Monday Sep 25, 2017: Abdel Azim Zumrawi & Leah Macfadyen / SEoT Data (Summary)

On Sep 25th, Abdel Azim Zumrawi (Statistician, UBC Centre for Teaching and Learning) and Leah Macfadyen (Program director, Evaluation and Learning Analytics, UBC Faculty of Arts) spoke about challenges of meaningfully capturing, summarizing and presenting Student Evaluations of Teaching and Learning (SEoT) data at UBC.

Leah opened the session by talking about history of SEoT at UBC. The UBC Senate has been considering student evaluations ever since 1974. Then later in 2007, an updated policy, recommended by Teaching and Learning Committee, was approved by the senate that requires every course section or learning experience to be evaluated by students every time it is offered (with some exceptions). For more information visit http://teacheval.ubc.ca/.

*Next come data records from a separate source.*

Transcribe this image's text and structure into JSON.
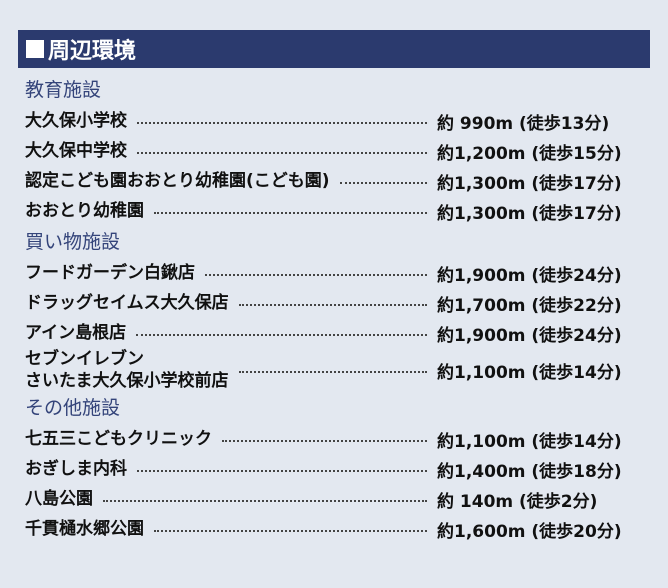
{
  "header": {
    "title": "周辺環境",
    "icon": "square-bullet-icon"
  },
  "colors": {
    "header_bg": "#2b3a6e",
    "category_text": "#34447a",
    "background": "#e3e8f0"
  },
  "sections": [
    {
      "category": "教育施設",
      "items": [
        {
          "name": "大久保小学校",
          "distance": "約 990m (徒歩13分)"
        },
        {
          "name": "大久保中学校",
          "distance": "約1,200m (徒歩15分)"
        },
        {
          "name": "認定こども園おおとり幼稚園(こども園)",
          "distance": "約1,300m (徒歩17分)"
        },
        {
          "name": "おおとり幼稚園",
          "distance": "約1,300m (徒歩17分)"
        }
      ]
    },
    {
      "category": "買い物施設",
      "items": [
        {
          "name": "フードガーデン白鍬店",
          "distance": "約1,900m (徒歩24分)"
        },
        {
          "name": "ドラッグセイムス大久保店",
          "distance": "約1,700m (徒歩22分)"
        },
        {
          "name": "アイン島根店",
          "distance": "約1,900m (徒歩24分)"
        },
        {
          "name": "セブンイレブン",
          "name2": "さいたま大久保小学校前店",
          "distance": "約1,100m (徒歩14分)"
        }
      ]
    },
    {
      "category": "その他施設",
      "items": [
        {
          "name": "七五三こどもクリニック",
          "distance": "約1,100m (徒歩14分)"
        },
        {
          "name": "おぎしま内科",
          "distance": "約1,400m (徒歩18分)"
        },
        {
          "name": "八島公園",
          "distance": "約 140m (徒歩2分)"
        },
        {
          "name": "千貫樋水郷公園",
          "distance": "約1,600m (徒歩20分)"
        }
      ]
    }
  ]
}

Based on this policy, a modular model is implemented at UBC, where the student evaluations questionnaire includes university-wide questions, as well as, faculty and department specific ones. Most of these questions adopt a 5-point Likert scale to measure respondents agreement. The response categories are then translated into quantitative scores. Below is a visual representation of a Likert scale.

Note: images are not present in the original evaluation questionnaire.

The original SEoT data is ordinal and not ratio scale, meaning that the points are ordered along one spectrum but the distance between them is not known. This poses some challenges when summarizing and presenting SEoT data, as pointed out by Abdel Azim. For instance, using “average” to compare evaluations across individuals and units can be misleading. To demonstrate his point, Abdel Azim shared an example of 6 distributions of SEoT scores that all have the same average but clearly show very different patterns.

One would naturally think that a measure of variability is required to better describe and distinguish these patterns. Abdel Azim argued that “standard deviation” is not an accurate measure of variability for ordinal SEoT data. He suggests adopting a simple and intuitive “dispersion index” suited for ordinal data instead. A dispersion metric would range from 0 (complete agreement) to 1.0 (a 50-50 split between the two extreme scores).

In addition to dispersion index, Abdel Azim suggests looking at “percent of favorable responses” (i.e., those rated 4 or 5) when summarizing SEoT data. Several years of data at UBC shows that overall, students tend to give instructors higher ratings of 4 and 5. However, the percentage may differ from one course offering to another.

Revisiting the 6 distributions of SEoT data in the earlier example, Abdel Azim pointed out that while averages are exactly the same, both dispersion index and percent of favorable responses are very different per case. This signifies the necessity of adopting appropriate metrics for summarizing SEoT data.

Abdel Azim explained that “response rate” is one other factor that should be taken into account when analyzing SEoT data. Not all students in all classes choose to complete the evaluations, resulting in varying response rates. Extensive statistical analysis of UBC SEoT data has been done to determine minimum recommended response rates for generating reliable score distributions for class sizes, where scores were classified as “favorable” or “unfavorable”.

Zumrawi A., Simon P. Bates & Marianne Schroeder (2014) What response rates are needed to make reliable inferences from student evaluations of teaching?, Educational Research and Evaluation: An International Journal on Theory and Practice, 20:7-8, 557-563

Justin Lee (Programmer Analyst, UBC’s Faculty of Land and Food Systems) closed the session by sharing his visualization work that allows users to explore SEoT data for his faculty using the above metrics in one interactive dashboard.